Дверь распахнулась, и свет ослепил Мелли. На пороге возникла фигура, в которой она узнала Баралиса. Он медленно поднес фонарь к своему лицу.

XV

— Так что же ты почувствовал, когда увидел океан? — Таул сидел согнувшись у огня. Слева от него лежал длинный лук, справа — стрелы. Он поддерживал костер, не отрывая глаз от холмов.

Хват спал. Упражнения в стрельбе из лука быстро наскучили ему — он забрал себе все одеяла, взял с Таула и Джека торжественное обещание разбудить его, если что-нибудь случится, и мигом уснул. С тех пор прошло около часа, и его храп перекрывал шум ветра.

У них на утесе было светлым-светло. Полная луна ярко освещала мел и кремень, и отраженный свет падал на холмы. Нечасто в году выдаются такие ночи — ночи, в которые можно обучать кого-то стрельбе из лука.

Джек, лежавший на одеяле по ту сторону костра, не ответил Таулу. Быть может, не расслышал. Уже поздно, он устал, а возможно, это ветер унес вопрос в море. Таул не стал переспрашивать. День выпал долгий и утомительный.

Таул достал из котомки скляночку с воском, взял тряпицу и стал вощить лук. Если хочешь бодрствовать всю ночь, надо, чтобы руки и голова были заняты.

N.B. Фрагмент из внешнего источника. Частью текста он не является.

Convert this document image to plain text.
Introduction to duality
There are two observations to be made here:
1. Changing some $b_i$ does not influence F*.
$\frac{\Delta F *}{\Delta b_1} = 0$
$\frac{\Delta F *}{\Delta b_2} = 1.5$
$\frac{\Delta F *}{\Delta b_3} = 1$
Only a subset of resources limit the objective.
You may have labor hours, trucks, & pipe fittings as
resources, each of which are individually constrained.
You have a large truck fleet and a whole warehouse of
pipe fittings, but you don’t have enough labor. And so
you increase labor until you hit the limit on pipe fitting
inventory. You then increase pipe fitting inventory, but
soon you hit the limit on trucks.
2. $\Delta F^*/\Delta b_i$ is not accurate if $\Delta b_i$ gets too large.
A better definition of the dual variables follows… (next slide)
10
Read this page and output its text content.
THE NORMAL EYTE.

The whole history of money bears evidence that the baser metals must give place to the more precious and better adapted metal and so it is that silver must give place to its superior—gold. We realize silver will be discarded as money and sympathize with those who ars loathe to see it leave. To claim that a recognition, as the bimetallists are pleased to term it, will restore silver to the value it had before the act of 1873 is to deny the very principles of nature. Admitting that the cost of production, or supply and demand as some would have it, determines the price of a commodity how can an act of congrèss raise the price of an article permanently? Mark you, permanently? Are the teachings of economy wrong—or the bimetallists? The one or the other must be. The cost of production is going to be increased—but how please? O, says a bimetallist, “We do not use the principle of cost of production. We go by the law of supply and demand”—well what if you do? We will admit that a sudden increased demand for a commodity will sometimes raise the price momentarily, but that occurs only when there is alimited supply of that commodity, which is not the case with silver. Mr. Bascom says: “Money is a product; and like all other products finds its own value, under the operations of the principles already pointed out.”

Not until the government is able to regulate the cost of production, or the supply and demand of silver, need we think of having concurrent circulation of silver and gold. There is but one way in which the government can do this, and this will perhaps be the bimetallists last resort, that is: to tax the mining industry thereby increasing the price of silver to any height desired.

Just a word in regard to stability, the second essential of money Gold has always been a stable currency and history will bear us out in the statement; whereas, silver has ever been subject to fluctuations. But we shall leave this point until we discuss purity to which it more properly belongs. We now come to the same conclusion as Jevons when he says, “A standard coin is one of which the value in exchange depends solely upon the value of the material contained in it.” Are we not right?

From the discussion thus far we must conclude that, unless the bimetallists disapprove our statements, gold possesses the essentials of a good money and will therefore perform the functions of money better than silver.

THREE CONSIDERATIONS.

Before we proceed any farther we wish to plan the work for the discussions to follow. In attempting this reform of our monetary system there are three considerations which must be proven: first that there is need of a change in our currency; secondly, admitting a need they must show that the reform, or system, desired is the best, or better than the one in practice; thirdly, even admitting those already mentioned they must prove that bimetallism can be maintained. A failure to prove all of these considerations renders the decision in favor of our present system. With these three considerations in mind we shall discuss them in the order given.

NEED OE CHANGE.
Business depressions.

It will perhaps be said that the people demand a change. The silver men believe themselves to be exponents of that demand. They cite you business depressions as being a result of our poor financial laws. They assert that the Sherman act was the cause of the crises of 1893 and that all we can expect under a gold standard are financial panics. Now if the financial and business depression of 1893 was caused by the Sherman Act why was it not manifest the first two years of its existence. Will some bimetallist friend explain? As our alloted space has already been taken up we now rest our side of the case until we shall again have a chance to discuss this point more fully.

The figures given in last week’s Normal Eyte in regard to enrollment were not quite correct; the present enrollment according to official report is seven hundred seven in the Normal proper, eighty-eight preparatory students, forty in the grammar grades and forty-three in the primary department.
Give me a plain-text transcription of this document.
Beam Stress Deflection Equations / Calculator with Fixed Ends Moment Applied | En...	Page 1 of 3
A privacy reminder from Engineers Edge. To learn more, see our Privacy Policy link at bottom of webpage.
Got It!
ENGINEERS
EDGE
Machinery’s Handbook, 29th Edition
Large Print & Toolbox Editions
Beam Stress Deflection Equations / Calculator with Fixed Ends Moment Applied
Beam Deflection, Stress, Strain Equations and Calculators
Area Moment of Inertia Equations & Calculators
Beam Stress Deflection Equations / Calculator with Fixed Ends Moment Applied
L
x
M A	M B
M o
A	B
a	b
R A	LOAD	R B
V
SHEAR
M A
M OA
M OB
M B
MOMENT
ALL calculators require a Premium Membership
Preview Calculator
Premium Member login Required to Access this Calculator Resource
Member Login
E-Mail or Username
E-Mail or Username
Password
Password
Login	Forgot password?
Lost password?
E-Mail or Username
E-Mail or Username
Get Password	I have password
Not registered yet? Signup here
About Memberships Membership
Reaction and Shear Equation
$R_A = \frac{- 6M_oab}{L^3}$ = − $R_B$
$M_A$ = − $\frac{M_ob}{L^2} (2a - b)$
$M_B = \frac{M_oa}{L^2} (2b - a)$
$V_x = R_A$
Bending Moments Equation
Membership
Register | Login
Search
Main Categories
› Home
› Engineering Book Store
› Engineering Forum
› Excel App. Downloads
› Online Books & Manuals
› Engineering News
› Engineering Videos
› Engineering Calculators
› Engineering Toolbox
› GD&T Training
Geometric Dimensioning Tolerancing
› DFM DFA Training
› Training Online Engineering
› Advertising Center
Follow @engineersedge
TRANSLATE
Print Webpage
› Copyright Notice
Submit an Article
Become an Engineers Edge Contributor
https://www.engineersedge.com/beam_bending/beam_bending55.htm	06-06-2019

— Я точно встретил давно утраченного друга.

Таул не сразу понял, о чем Джек говорит: он уж позабыл свой вопрос.

— Я узнал его, — продолжал Джек. — Запахи, шум, краски — все это показалось мне знакомым и все-таки... все-таки чужим. Точно это снилось мне давным-давно.

Голос у Джека был тонкий, растерянный. Как тут не вспомнить, что он, в сущности, совсем еще мальчик и ничто не подготовило его к тому, что с ним случилось. Однако он здесь и изо всех сил старается казаться спокойным, сам справляясь с хаосом, царящим у него в душе.

Таул вытер воск с пальцев. Сам он — иное дело. Он готовился к этому годами. В конце концов, он всегда стремился быть рыцарем, стремился к истине, славе и к тому, чтобы «приобрести заслугу перед Богом».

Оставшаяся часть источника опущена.